Previously published algorithms for finding the longest common subsequence of two sequences of length n have had a best-case running time of O(n^2). Hunt and Szymanski presented an algorithm for LCS problem in O((r + n) log n) time, where r is the total number of ordered pairs of positions at which the two sequences match. Thus in the worst case the algorithm has a running time of O(n^2 log n).

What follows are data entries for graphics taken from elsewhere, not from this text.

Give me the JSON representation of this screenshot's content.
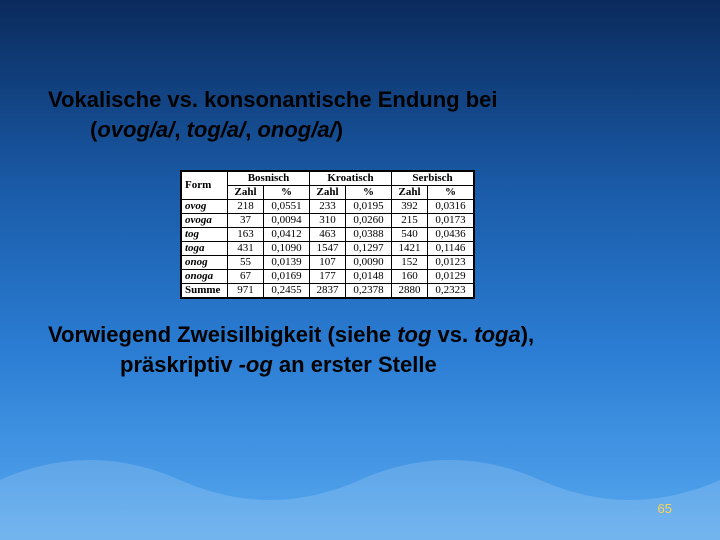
{
  "heading": {
    "line1_a": "Vokalische vs. konsonantische Endung bei",
    "line2_a": "(",
    "line2_it1": "ovog/a/",
    "line2_b": ", ",
    "line2_it2": "tog/a/",
    "line2_c": ", ",
    "line2_it3": "onog/a/",
    "line2_d": ")"
  },
  "table": {
    "header": {
      "form": "Form",
      "langs": [
        "Bosnisch",
        "Kroatisch",
        "Serbisch"
      ],
      "sub": [
        "Zahl",
        "%"
      ]
    },
    "rows": [
      {
        "form": "ovog",
        "b_z": "218",
        "b_p": "0,0551",
        "k_z": "233",
        "k_p": "0,0195",
        "s_z": "392",
        "s_p": "0,0316"
      },
      {
        "form": "ovoga",
        "b_z": "37",
        "b_p": "0,0094",
        "k_z": "310",
        "k_p": "0,0260",
        "s_z": "215",
        "s_p": "0,0173"
      },
      {
        "form": "tog",
        "b_z": "163",
        "b_p": "0,0412",
        "k_z": "463",
        "k_p": "0,0388",
        "s_z": "540",
        "s_p": "0,0436"
      },
      {
        "form": "toga",
        "b_z": "431",
        "b_p": "0,1090",
        "k_z": "1547",
        "k_p": "0,1297",
        "s_z": "1421",
        "s_p": "0,1146"
      },
      {
        "form": "onog",
        "b_z": "55",
        "b_p": "0,0139",
        "k_z": "107",
        "k_p": "0,0090",
        "s_z": "152",
        "s_p": "0,0123"
      },
      {
        "form": "onoga",
        "b_z": "67",
        "b_p": "0,0169",
        "k_z": "177",
        "k_p": "0,0148",
        "s_z": "160",
        "s_p": "0,0129"
      }
    ],
    "sum": {
      "form": "Summe",
      "b_z": "971",
      "b_p": "0,2455",
      "k_z": "2837",
      "k_p": "0,2378",
      "s_z": "2880",
      "s_p": "0,2323"
    }
  },
  "bottom": {
    "l1_a": "Vorwiegend Zweisilbigkeit (siehe ",
    "l1_it1": "tog",
    "l1_b": " vs. ",
    "l1_it2": "toga",
    "l1_c": "),",
    "l2_a": "präskriptiv ",
    "l2_it": "-og",
    "l2_b": " an erster Stelle"
  },
  "pagenum": "65",
  "colors": {
    "bg_top": "#0a2a5c",
    "bg_bottom": "#5aa8ec",
    "text": "#000000",
    "table_border": "#000000",
    "pagenum": "#ffcc33"
  }
}
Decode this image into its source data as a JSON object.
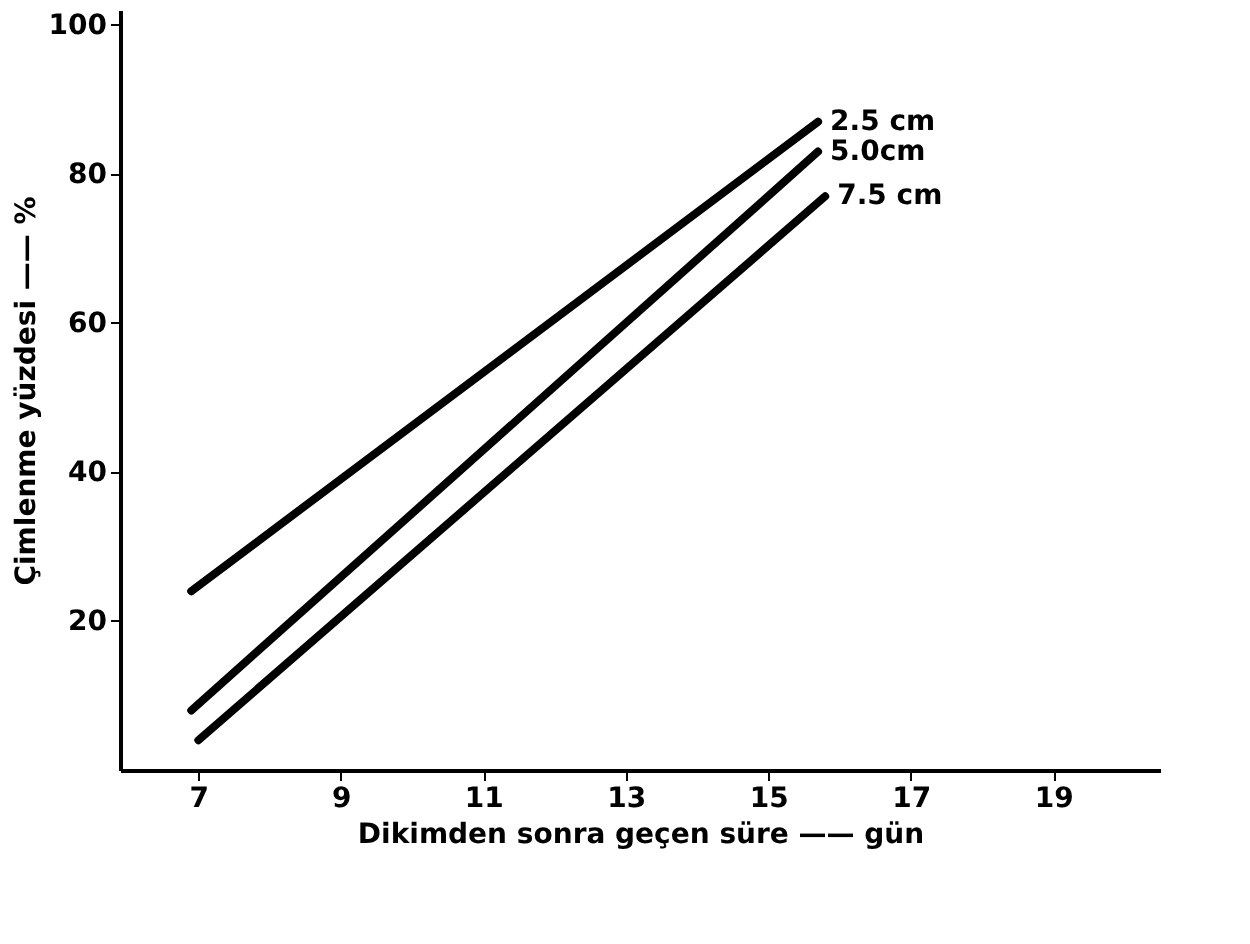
{
  "chart_data": {
    "type": "line",
    "xlabel": "Dikimden sonra geçen süre —— gün",
    "ylabel": "Çimlenme yüzdesi —— %",
    "xlim": [
      5.9,
      20.5
    ],
    "xticks": [
      7,
      9,
      11,
      13,
      15,
      17,
      19
    ],
    "ylim": [
      0,
      102
    ],
    "yticks": [
      20,
      40,
      60,
      80,
      100
    ],
    "grid": false,
    "marker": "none",
    "line_style": "solid",
    "series": [
      {
        "name": "2.5 cm",
        "color": "#000000",
        "x": [
          6.9,
          15.7
        ],
        "values": [
          24,
          87
        ]
      },
      {
        "name": "5.0cm",
        "color": "#000000",
        "x": [
          6.9,
          15.7
        ],
        "values": [
          8,
          83
        ]
      },
      {
        "name": "7.5 cm",
        "color": "#000000",
        "x": [
          7.0,
          15.8
        ],
        "values": [
          4,
          77
        ]
      }
    ]
  }
}
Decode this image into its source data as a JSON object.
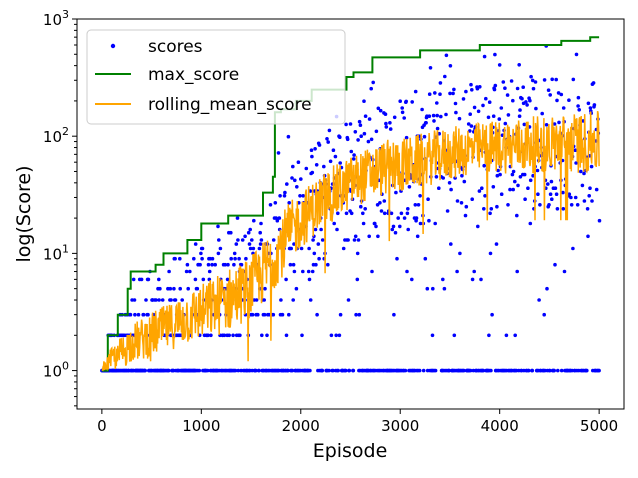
{
  "chart_data": {
    "type": "scatter",
    "title": "",
    "xlabel": "Episode",
    "ylabel": "log(Score)",
    "xlim": [
      -250,
      5250
    ],
    "ylim": [
      0.47,
      1000
    ],
    "yscale": "log",
    "grid": false,
    "legend_position": "top-left",
    "x_ticks": [
      0,
      1000,
      2000,
      3000,
      4000,
      5000
    ],
    "x_tick_labels": [
      "0",
      "1000",
      "2000",
      "3000",
      "4000",
      "5000"
    ],
    "y_ticks": [
      1,
      10,
      100,
      1000
    ],
    "y_tick_labels": [
      {
        "base": "10",
        "exp": "0"
      },
      {
        "base": "10",
        "exp": "1"
      },
      {
        "base": "10",
        "exp": "2"
      },
      {
        "base": "10",
        "exp": "3"
      }
    ],
    "series": [
      {
        "name": "scores",
        "kind": "scatter",
        "color": "#0000ff"
      },
      {
        "name": "max_score",
        "kind": "step-line",
        "color": "#008000",
        "points": [
          [
            0,
            1
          ],
          [
            60,
            1
          ],
          [
            60,
            2
          ],
          [
            160,
            2
          ],
          [
            160,
            3
          ],
          [
            260,
            3
          ],
          [
            260,
            5
          ],
          [
            290,
            5
          ],
          [
            290,
            7
          ],
          [
            540,
            7
          ],
          [
            540,
            8
          ],
          [
            620,
            8
          ],
          [
            620,
            10
          ],
          [
            860,
            10
          ],
          [
            860,
            13
          ],
          [
            1000,
            13
          ],
          [
            1000,
            18
          ],
          [
            1270,
            18
          ],
          [
            1270,
            21
          ],
          [
            1620,
            21
          ],
          [
            1620,
            33
          ],
          [
            1720,
            33
          ],
          [
            1720,
            45
          ],
          [
            1740,
            45
          ],
          [
            1740,
            160
          ],
          [
            1800,
            160
          ],
          [
            1800,
            170
          ],
          [
            1950,
            170
          ],
          [
            1950,
            200
          ],
          [
            2110,
            200
          ],
          [
            2110,
            250
          ],
          [
            2460,
            250
          ],
          [
            2460,
            320
          ],
          [
            2530,
            320
          ],
          [
            2530,
            350
          ],
          [
            2720,
            350
          ],
          [
            2720,
            470
          ],
          [
            3200,
            470
          ],
          [
            3200,
            540
          ],
          [
            3800,
            540
          ],
          [
            3800,
            600
          ],
          [
            4620,
            600
          ],
          [
            4620,
            650
          ],
          [
            4910,
            650
          ],
          [
            4910,
            700
          ],
          [
            5000,
            700
          ]
        ]
      },
      {
        "name": "rolling_mean_score",
        "kind": "line",
        "color": "#ffa500",
        "envelope": [
          [
            0,
            1.0,
            1.0
          ],
          [
            100,
            1.0,
            1.6
          ],
          [
            200,
            1.0,
            2.0
          ],
          [
            300,
            1.2,
            2.5
          ],
          [
            400,
            1.2,
            2.8
          ],
          [
            500,
            1.3,
            3.2
          ],
          [
            600,
            1.4,
            3.5
          ],
          [
            700,
            1.5,
            3.8
          ],
          [
            800,
            1.6,
            4.5
          ],
          [
            900,
            1.7,
            5.0
          ],
          [
            1000,
            1.8,
            5.5
          ],
          [
            1100,
            1.9,
            6.2
          ],
          [
            1200,
            2.0,
            7.0
          ],
          [
            1300,
            2.2,
            7.8
          ],
          [
            1400,
            2.5,
            8.5
          ],
          [
            1500,
            2.8,
            9.5
          ],
          [
            1600,
            3.5,
            12
          ],
          [
            1700,
            4.5,
            16
          ],
          [
            1800,
            6.0,
            22
          ],
          [
            1900,
            8.0,
            28
          ],
          [
            2000,
            11,
            34
          ],
          [
            2100,
            13,
            40
          ],
          [
            2200,
            16,
            48
          ],
          [
            2300,
            18,
            55
          ],
          [
            2400,
            20,
            60
          ],
          [
            2500,
            24,
            68
          ],
          [
            2600,
            26,
            75
          ],
          [
            2700,
            28,
            82
          ],
          [
            2800,
            30,
            90
          ],
          [
            2900,
            32,
            95
          ],
          [
            3000,
            33,
            98
          ],
          [
            3100,
            34,
            100
          ],
          [
            3200,
            36,
            105
          ],
          [
            3300,
            38,
            110
          ],
          [
            3400,
            40,
            115
          ],
          [
            3500,
            42,
            120
          ],
          [
            3600,
            44,
            124
          ],
          [
            3700,
            46,
            128
          ],
          [
            3800,
            47,
            132
          ],
          [
            3900,
            48,
            136
          ],
          [
            4000,
            48,
            140
          ],
          [
            4100,
            48,
            142
          ],
          [
            4200,
            48,
            145
          ],
          [
            4300,
            48,
            148
          ],
          [
            4400,
            48,
            150
          ],
          [
            4500,
            48,
            152
          ],
          [
            4600,
            48,
            155
          ],
          [
            4700,
            48,
            158
          ],
          [
            4800,
            48,
            160
          ],
          [
            4900,
            48,
            162
          ],
          [
            5000,
            48,
            165
          ]
        ]
      }
    ]
  }
}
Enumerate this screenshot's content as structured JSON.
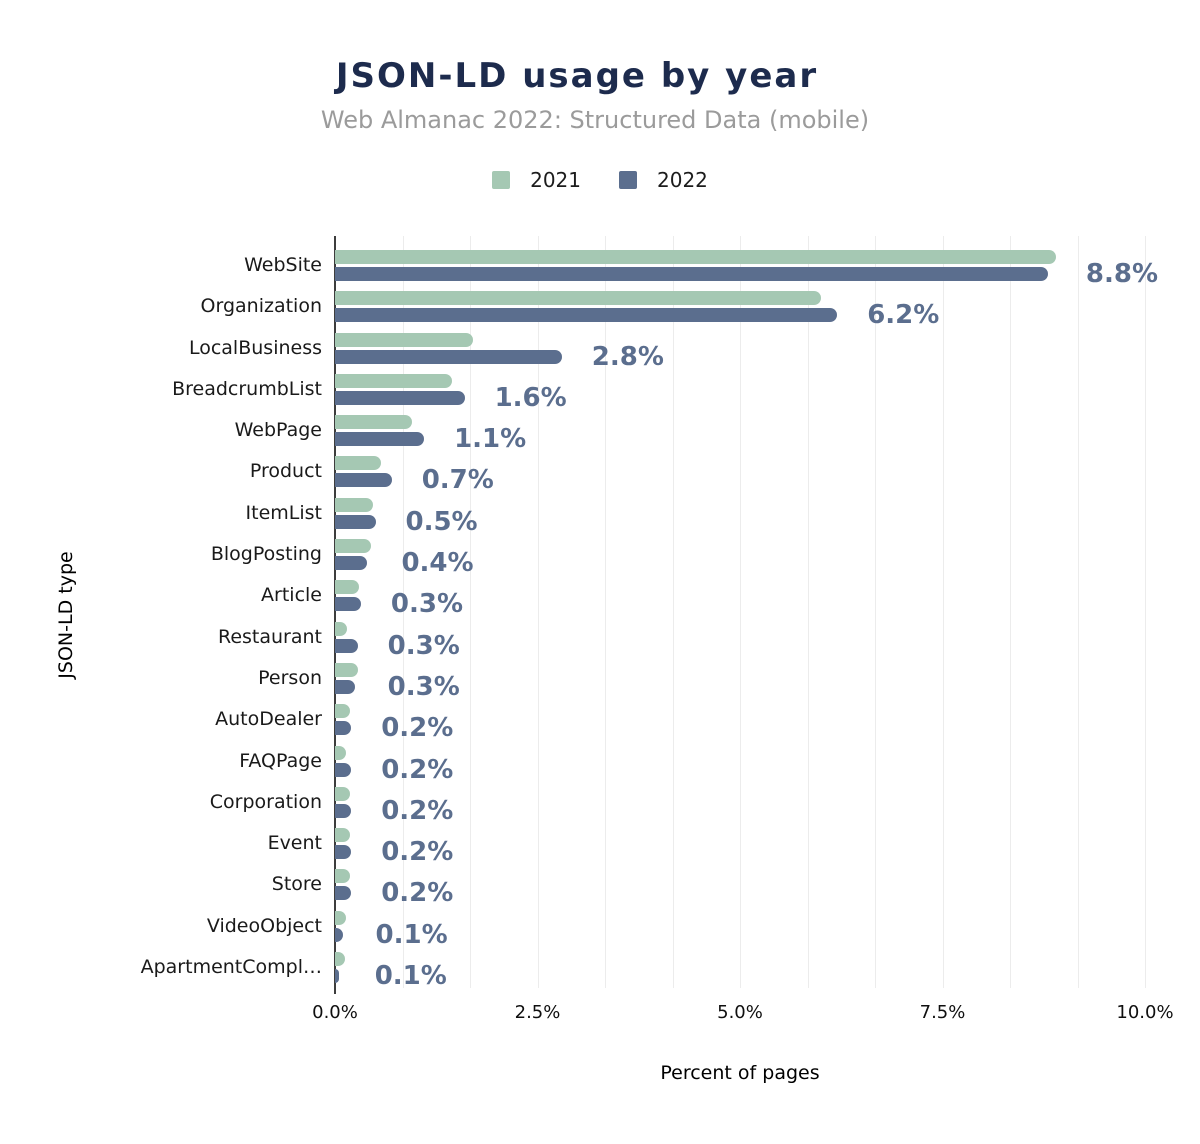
{
  "chart": {
    "title": "JSON-LD usage by year",
    "subtitle": "Web Almanac 2022: Structured Data (mobile)",
    "xlabel": "Percent of pages",
    "ylabel": "JSON-LD type"
  },
  "colors": {
    "series_2021": "#a5c8b3",
    "series_2022": "#5b6e8e",
    "value_label": "#5b6e8e",
    "title": "#1d2b4d",
    "subtitle": "#9b9b9b",
    "axis_line": "#3d3d3d",
    "gridline": "#ececec",
    "text": "#1a1a1a"
  },
  "chart_data": {
    "type": "bar",
    "orientation": "horizontal",
    "title": "JSON-LD usage by year",
    "subtitle": "Web Almanac 2022: Structured Data (mobile)",
    "xlabel": "Percent of pages",
    "ylabel": "JSON-LD type",
    "xlim": [
      0,
      10
    ],
    "x_ticks": [
      "0.0%",
      "2.5%",
      "5.0%",
      "7.5%",
      "10.0%"
    ],
    "x_tick_values": [
      0,
      2.5,
      5,
      7.5,
      10
    ],
    "legend_position": "top",
    "grid": "vertical gridlines, minor lines every 0.8333%",
    "categories": [
      "WebSite",
      "Organization",
      "LocalBusiness",
      "BreadcrumbList",
      "WebPage",
      "Product",
      "ItemList",
      "BlogPosting",
      "Article",
      "Restaurant",
      "Person",
      "AutoDealer",
      "FAQPage",
      "Corporation",
      "Event",
      "Store",
      "VideoObject",
      "ApartmentCompl…"
    ],
    "series": [
      {
        "name": "2021",
        "color": "#a5c8b3",
        "values": [
          8.9,
          6.0,
          1.7,
          1.45,
          0.95,
          0.57,
          0.47,
          0.45,
          0.3,
          0.15,
          0.28,
          0.18,
          0.13,
          0.18,
          0.18,
          0.18,
          0.13,
          0.12
        ]
      },
      {
        "name": "2022",
        "color": "#5b6e8e",
        "values": [
          8.8,
          6.2,
          2.8,
          1.6,
          1.1,
          0.7,
          0.5,
          0.4,
          0.32,
          0.28,
          0.25,
          0.2,
          0.2,
          0.2,
          0.2,
          0.2,
          0.1,
          0.05
        ]
      }
    ],
    "data_labels": [
      "8.8%",
      "6.2%",
      "2.8%",
      "1.6%",
      "1.1%",
      "0.7%",
      "0.5%",
      "0.4%",
      "0.3%",
      "0.3%",
      "0.3%",
      "0.2%",
      "0.2%",
      "0.2%",
      "0.2%",
      "0.2%",
      "0.1%",
      "0.1%"
    ],
    "data_label_series": "2022"
  }
}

However, for those applications where most positions of one sequence match relatively few positions in the other sequence, a running time of O(n log n) can be expected.

C source code
int HuntSzymanski_Alg1(unsigned char *stringA, unsigned char *stringB, int m, int n)
{
   int i, j, k, LCS, high, low,mid, alphabet_size = 256;
   int *matchlist[alphabet_size], *L;
   for (i = 0; i < alphabet_size; i++){
      matchlist[i] = (int*)calloc((n + 2), sizeof(int));
   }
   L = (int*)calloc((n + 1), sizeof(int));

   /*-----make the matchlist-----*/
   for (i = 1; i <= m; i++){
      if (matchlist[stringA[i]][0] == 0){
         matchlist[stringA[i]][0] = 1;

         for (k = 1,j = n; j>0; j--){
            if (stringA[i] == stringB[j]){
               matchlist[stringA[i]][k] = j;
               k++;
            }
            matchlist[stringA[i]][k] = -1;
         }
      }
   }


   /*-----finding the LCS-----*/
   for (LCS = 0, i = 1; i <= m; i++){
      for (j = 1; matchlist[stringA[i]][j] != -1; j++){

         /*-----if the number bigger then the biggest number in the L, LCS + 1-----*/
         if (matchlist[stringA[i]][j] > L[LCS]){
            LCS++;
            L[LCS] = matchlist[stringA[i]][j];
         }

         /*-----else, do the binary search to find the place to insert the number-----*/
         else{
            high = LCS;
            low = 0;
            k = 0;
            while (1){
               mid = low + ((high - low) / 2);
               if (L[mid] == matchlist[stringA[i]][j]){
                  k = 1;
                  break;
               }
               if (high - low <= 1){
                  mid = high;
                  break;
               }
               if (L[mid] > matchlist[stringA[i]][j]){
                  high = mid;
               }

               else if (L[mid] < matchlist[stringA[i]][j]){
                  low = mid;
               }
            }
            if (k == 0){
               L[mid] = matchlist[stringA[i]][j];
            }
         }
      }
   }
   for (i = 0; i < 256; i++){
   free(matchlist[i]);
   }
   free(matchlist);
   free(L);
   return LCS;
}

int HuntSzymanski_Alg(char *stringA, char *stringB, int m, int n)
{
   return HuntSzymanski_Alg1((unsigned char*)stringA, (unsigned char*)stringB, m, n);
}
The files
  main.c   lcslib.h   HuntSzymanski_Alg.exe

Reference
J. W. Hunt and T. G. Szymanski, "A fast algorithm for computing longest common subsequences," Communications of the ACM, Vol. 20, No. 5, pp. 350-353, 1977.